A little while ago, I had a party at my house. It was originally supposed to be a farewell party for myself- so I could see all the folks I would really miss before I headed back to Afghanistan again. Well, most of you know what happened with that, but I’ve never let a little thing like impending unemployment stand in the way of a good party. So, on with the show!
Parties always provide an excuse for me to clean house. Clean stalls in August heat? No problem. I have been known to lose my vacuum. Parties also give me a chance to break one of the cardinal rules of entertaining: never try a new recipe for guests. I cleaned my house (sort of), and concentrated on what matters- the menu! Here’s what we ate: prize-winning country ribs (they actually did win the People’s Choice Award at a rib cook-off in Athens, GA, corn and black bean salsa, roasted potato salad with rosemary and balsamic dressing, sliced tomatoes with mozzarella and basil leaves, mixed berry salad. And that’s just what we made! Friends also brought some yummy concoctions and potables!
”But, what about dessert?” you ask. That’s where we get to the secrets and entertainment rules part. I made one old standby, my baklava. The rule breaker was a white chocolate cheesecake, doubly so, because I made a huge departure from the recipe. I’ve been making baklava and cheesecakes of all kinds since I was in high school, so I’m fairly conversant in phyllo pastry and cream cheese.
Whenever there’s a do, folks ask if I will bring baklava or a cheesecake, or both (really good friends can ask that). Folks also always ask for the recipes, but until now, I have never shared. Here’s why. I can’t stand it when people claim that they invented or thought of something that has been around since before they discovered thinking. Maybe it’s a Southern thing, but it’s extremely bad form to take someone’s recipe ( not to mention other things) and pass it off as your own. It’s culinary plagiarism, and if one gets caught, there is a heavy penalty.
Chances are that some of you will recognize parts of my recipes. If you recognize all of it, I will be very surprised, but pleased… great minds and all. My baklava recipe is a combination of recipes from one of those cookbooks that is so well loved that it is in need of replacement.
I also do a lot of measuring “to taste” and will advise you to do the same. So without further ado, I give you…
My Baclava (it really is easy. I promise!!)
5 cups of nuts, very finely chopped- I like a mixture of pecans, almonds and walnuts
1 cup sugar
2 t cinnamon
1 box phyllo pastry
1 stick butter, melted
½ cup olive oil
For the syrup you will need:
1 ½ c water
2 ½ c sugar
6 cloves (or to taste)
2 sticks or 1 t cinnamon (or to taste)
1/8 t salt
zest of one lemon and one orange (you can use dried here, also to taste)
1 c honey
Preheat oven to 325.
Instead of messing about brushing every delicate sheet with butter (been there, done that), lift 5-6 sheets of pastry and place on bottom of pan. (The ideal pan is the same dimensions as your pastry, but then again, I love the edge pieces with all the extra pastry, so you decide here.) Spread about 1 cup of the nut mixture on the pastry. Add more sheets of pastry. Add more nuts. You get the picture.

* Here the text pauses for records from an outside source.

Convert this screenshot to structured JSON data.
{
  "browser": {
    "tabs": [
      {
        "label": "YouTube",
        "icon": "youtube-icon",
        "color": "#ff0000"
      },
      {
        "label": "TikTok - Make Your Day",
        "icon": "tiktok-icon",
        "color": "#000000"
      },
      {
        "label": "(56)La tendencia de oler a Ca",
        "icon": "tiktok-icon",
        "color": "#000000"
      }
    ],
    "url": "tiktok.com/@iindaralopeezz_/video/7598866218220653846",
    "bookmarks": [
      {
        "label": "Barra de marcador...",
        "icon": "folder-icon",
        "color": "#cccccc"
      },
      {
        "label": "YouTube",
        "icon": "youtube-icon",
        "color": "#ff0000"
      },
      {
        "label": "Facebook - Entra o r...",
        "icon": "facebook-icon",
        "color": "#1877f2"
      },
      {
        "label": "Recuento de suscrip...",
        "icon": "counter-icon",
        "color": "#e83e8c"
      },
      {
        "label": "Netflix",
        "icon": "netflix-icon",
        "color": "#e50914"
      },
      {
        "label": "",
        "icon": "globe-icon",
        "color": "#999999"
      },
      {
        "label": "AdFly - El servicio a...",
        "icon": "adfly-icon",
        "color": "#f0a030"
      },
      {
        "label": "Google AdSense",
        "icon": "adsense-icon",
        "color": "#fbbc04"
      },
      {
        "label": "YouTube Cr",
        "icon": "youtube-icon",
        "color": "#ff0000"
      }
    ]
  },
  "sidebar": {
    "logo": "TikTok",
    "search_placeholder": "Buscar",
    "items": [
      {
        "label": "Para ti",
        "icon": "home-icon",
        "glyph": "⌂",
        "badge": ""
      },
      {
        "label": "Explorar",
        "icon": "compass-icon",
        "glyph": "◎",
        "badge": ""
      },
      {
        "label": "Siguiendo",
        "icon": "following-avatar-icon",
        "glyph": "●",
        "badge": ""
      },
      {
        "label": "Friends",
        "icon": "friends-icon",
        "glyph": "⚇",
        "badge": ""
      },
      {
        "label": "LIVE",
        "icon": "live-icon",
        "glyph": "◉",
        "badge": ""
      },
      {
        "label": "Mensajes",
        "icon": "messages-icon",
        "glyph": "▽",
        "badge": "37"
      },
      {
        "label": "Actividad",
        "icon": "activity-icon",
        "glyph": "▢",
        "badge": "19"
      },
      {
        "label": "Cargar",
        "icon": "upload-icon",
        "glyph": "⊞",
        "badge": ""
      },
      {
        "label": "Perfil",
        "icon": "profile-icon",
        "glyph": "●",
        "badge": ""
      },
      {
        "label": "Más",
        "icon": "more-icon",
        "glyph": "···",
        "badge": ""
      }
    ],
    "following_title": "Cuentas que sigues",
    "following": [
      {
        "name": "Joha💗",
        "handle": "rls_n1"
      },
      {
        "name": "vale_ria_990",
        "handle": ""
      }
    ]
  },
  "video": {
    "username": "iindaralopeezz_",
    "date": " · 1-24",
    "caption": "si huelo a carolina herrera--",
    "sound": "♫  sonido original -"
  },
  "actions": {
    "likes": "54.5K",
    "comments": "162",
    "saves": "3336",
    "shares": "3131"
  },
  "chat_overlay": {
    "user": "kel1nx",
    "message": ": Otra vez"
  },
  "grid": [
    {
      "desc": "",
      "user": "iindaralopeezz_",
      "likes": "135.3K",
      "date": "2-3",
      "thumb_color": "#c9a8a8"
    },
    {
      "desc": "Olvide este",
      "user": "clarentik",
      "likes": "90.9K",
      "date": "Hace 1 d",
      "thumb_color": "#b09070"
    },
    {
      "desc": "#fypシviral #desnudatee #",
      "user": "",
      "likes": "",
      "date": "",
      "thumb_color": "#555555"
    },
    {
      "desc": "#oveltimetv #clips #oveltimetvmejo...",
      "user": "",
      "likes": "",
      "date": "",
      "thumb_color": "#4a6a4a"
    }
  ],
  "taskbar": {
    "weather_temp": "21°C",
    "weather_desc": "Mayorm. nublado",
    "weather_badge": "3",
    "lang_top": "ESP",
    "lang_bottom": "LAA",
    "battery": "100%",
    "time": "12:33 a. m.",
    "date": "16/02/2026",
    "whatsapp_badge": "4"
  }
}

Work quickly. You’ll get faster as you develop your own methods. Keeping a damp cloth over the pastry will help keep it from drying out.
With a very sharp, serrated knife, slice the baklava- diamonds, squares, whatever. Combine the melted butter and olive oil. Pour over the baklava. Make sure you coat every piece.
Place on middle rack in oven and bake until golden brown.
Make the syrup while the baklava is baking.
Place all ingredients except honey in a saucepan. Dissolve the sugar by stirring. Bring to a boil. Reduce heat and simmer for 10 minutes. Remove from heat and add honey. Set aside and check the baklava. The recipes I have used all say it takes an hour to an hour and a half to cook this stuff. Not so in my oven. More like 30-40 minutes.
When the baklava is a nice golden brown, take it out of the oven. Pour about a cup (+/-) over the pastry. Let it soak. Keep pouring syrup in intervals until it reaches top of baklava. You will probably have some syrup left over (you should). Keep this because the baklava will soak up everything you have just poured on, and you may want/need to add more!
Let the baklava cool. Refrigeration tends to make it soggy. Cover and let it continue to soak. When presenting, you can leave in pan (not traditional, but practical at larger parties) or, if practical, remove and separate each piece. Place on a dish. There will be syrup running everywhere. That’s a good thing!!
Make some good coffee and enjoy!! Btw- the leftover syrup is good on all sorts of things!
Oh! I nearly forgot! Some people think the edge pieces are too untidy to share with guests. That’s up to you, but I happen to think they are the tastiest. Just sayin’.
So… I have now bared a small corner of my inner cookbook. I am still too insecure to share the rib recipe though.